Sam Raimi doesn't seem all that into it anymore, except for a single scene in which Tobey Macguire (as an evil, emo-looking Peter Parker) performs a song-and-dance routine - a scene that reminded me of something Raimi said (possibly from my favorite book of interviews ever) about how the climactic fight scene in Army of Darkness was originally supposed to be a grandly choreographed dance. The second Spiderman movie was a wonderfully shameless melodrama, and the first wasn't bad even if it wasn't especially memorable. Raimi's put his time in at the studios and has done quite well for himself. Speaking as a well-wisher and admirer who appreciates the chaotic humor and transparent production of his genre films as well as the taut intelligence of his "serious" prestige indies (though I prefer one over the other, naturally), let's hope Raimi can and will return to more personal projects. As is the case with Peter Jackson, I've given up hope that he will return to the endearing shabbiness of his roots, the slapped-together horror films that had so much humor and energy and seemed willing to try anything. And maybe someday he'll parlay that studio goodwill into a Sam Raimi musical. I'd say he's earned the opportunity, and, regardless of the project, this hypothetical musical already sounds like more fun than all three Spidermans combined with Darkman.
The high point of the film is its quietest section: as the Sandman awakens from a science experiment-inspired loss of consciousness to discover that he's now made of sand, there's an extended sequence of sand moving and shifting and slowly forming into a human-like figure, which then crumbles instantly on contact with anything else. After a while, of course, they have to get on with it because there's so much more narrative to zip through. (Four villains. Five if you count evil Peter Parker.) But before its premature and definite resolution about five minutes in, the scene was quite beautiful and evocative and eery - which is five more minutes of poetry than could be found in the last X-Men movie.

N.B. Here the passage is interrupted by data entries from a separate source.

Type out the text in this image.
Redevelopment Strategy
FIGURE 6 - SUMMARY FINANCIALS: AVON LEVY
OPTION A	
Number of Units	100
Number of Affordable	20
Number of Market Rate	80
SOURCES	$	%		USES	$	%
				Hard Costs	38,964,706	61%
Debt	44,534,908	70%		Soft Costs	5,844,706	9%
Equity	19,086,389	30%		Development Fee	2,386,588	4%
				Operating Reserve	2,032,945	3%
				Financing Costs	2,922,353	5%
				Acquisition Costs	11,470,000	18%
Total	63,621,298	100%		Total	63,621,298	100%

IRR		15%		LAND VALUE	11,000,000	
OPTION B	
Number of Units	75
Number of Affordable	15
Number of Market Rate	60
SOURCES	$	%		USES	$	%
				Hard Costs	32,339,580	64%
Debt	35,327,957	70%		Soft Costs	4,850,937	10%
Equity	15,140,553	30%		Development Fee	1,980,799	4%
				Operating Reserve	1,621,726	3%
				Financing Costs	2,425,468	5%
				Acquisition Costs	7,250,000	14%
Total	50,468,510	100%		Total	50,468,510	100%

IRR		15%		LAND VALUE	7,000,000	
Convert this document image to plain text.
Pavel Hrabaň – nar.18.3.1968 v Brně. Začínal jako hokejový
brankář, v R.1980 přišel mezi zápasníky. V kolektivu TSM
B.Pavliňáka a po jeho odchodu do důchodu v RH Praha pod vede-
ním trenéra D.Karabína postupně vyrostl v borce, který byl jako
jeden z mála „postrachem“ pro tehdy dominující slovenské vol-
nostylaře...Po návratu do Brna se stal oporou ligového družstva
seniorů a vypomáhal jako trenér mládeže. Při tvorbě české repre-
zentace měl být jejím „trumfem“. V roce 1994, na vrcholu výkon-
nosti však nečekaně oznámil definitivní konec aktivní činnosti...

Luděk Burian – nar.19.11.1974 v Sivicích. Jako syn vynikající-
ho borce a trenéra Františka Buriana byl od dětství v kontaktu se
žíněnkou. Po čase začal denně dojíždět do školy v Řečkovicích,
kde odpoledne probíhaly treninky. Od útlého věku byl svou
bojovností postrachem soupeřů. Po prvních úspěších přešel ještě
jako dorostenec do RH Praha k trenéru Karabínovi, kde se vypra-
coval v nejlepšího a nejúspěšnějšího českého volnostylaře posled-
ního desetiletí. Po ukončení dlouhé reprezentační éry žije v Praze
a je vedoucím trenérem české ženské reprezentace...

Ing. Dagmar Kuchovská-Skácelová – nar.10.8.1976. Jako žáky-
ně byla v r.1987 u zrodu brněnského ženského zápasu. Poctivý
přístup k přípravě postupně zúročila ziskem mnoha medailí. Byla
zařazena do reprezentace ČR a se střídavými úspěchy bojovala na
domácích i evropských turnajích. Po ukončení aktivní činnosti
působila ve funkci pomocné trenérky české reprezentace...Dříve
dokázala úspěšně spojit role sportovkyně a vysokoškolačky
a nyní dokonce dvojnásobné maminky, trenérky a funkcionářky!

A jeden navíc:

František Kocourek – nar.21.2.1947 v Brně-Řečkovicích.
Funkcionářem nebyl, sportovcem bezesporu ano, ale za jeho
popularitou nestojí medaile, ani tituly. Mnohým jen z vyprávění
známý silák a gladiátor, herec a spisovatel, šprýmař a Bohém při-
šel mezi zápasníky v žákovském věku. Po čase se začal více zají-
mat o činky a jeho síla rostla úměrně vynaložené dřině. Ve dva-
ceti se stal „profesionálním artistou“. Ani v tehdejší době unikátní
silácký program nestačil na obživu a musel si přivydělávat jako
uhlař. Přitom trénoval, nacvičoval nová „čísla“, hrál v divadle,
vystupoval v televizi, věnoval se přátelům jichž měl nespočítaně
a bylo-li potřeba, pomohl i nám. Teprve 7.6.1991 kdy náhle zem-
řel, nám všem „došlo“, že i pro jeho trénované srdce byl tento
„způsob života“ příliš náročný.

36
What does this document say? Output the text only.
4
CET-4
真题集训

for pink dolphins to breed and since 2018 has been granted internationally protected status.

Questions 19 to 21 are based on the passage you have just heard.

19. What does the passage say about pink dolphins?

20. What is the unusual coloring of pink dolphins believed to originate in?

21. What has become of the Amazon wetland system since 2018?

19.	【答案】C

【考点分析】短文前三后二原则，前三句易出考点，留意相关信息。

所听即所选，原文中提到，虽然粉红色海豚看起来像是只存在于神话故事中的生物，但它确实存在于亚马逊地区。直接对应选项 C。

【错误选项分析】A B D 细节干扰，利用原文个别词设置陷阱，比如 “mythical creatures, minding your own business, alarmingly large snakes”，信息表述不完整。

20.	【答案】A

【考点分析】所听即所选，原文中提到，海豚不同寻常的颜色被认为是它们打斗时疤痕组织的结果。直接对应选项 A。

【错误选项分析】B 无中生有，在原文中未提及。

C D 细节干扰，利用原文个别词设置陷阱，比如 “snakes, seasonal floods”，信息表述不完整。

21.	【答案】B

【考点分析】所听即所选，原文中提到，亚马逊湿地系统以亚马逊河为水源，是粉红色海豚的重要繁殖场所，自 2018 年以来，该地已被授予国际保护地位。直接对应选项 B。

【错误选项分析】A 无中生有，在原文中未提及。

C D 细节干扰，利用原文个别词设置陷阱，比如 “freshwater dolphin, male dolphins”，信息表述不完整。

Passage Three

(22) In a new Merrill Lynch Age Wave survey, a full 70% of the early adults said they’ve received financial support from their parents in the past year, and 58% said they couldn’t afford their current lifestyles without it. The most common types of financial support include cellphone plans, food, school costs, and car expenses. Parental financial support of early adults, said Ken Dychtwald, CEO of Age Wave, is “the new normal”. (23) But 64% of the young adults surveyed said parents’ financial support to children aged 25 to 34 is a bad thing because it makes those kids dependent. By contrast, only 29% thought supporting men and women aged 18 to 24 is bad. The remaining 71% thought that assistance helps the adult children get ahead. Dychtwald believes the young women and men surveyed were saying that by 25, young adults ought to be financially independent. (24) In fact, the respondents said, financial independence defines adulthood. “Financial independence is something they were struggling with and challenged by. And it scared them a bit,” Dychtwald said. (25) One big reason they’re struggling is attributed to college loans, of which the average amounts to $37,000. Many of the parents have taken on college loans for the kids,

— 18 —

[I caught Spiderman last Friday at the pleasantly shabby - some would say ratty - bargain cinema in Logan Square. The theaters are asymmetrical enough that the best seat in the house is sometimes (depending on which theater you're in) up against the wall to the far left, but the rows don't really line up so your knees might be in for a surprise if you make your way down the wrong row without paying attention. They're notorious for starting films 5-10 minutes early, you have to check your backpack before entering, and the restrooms have single-serving toilet paper - but the folks at the Logan don't hold back with the air conditioning and the $3 ticket price does go a long way towards curing me of indifference towards recent multiplex fare.]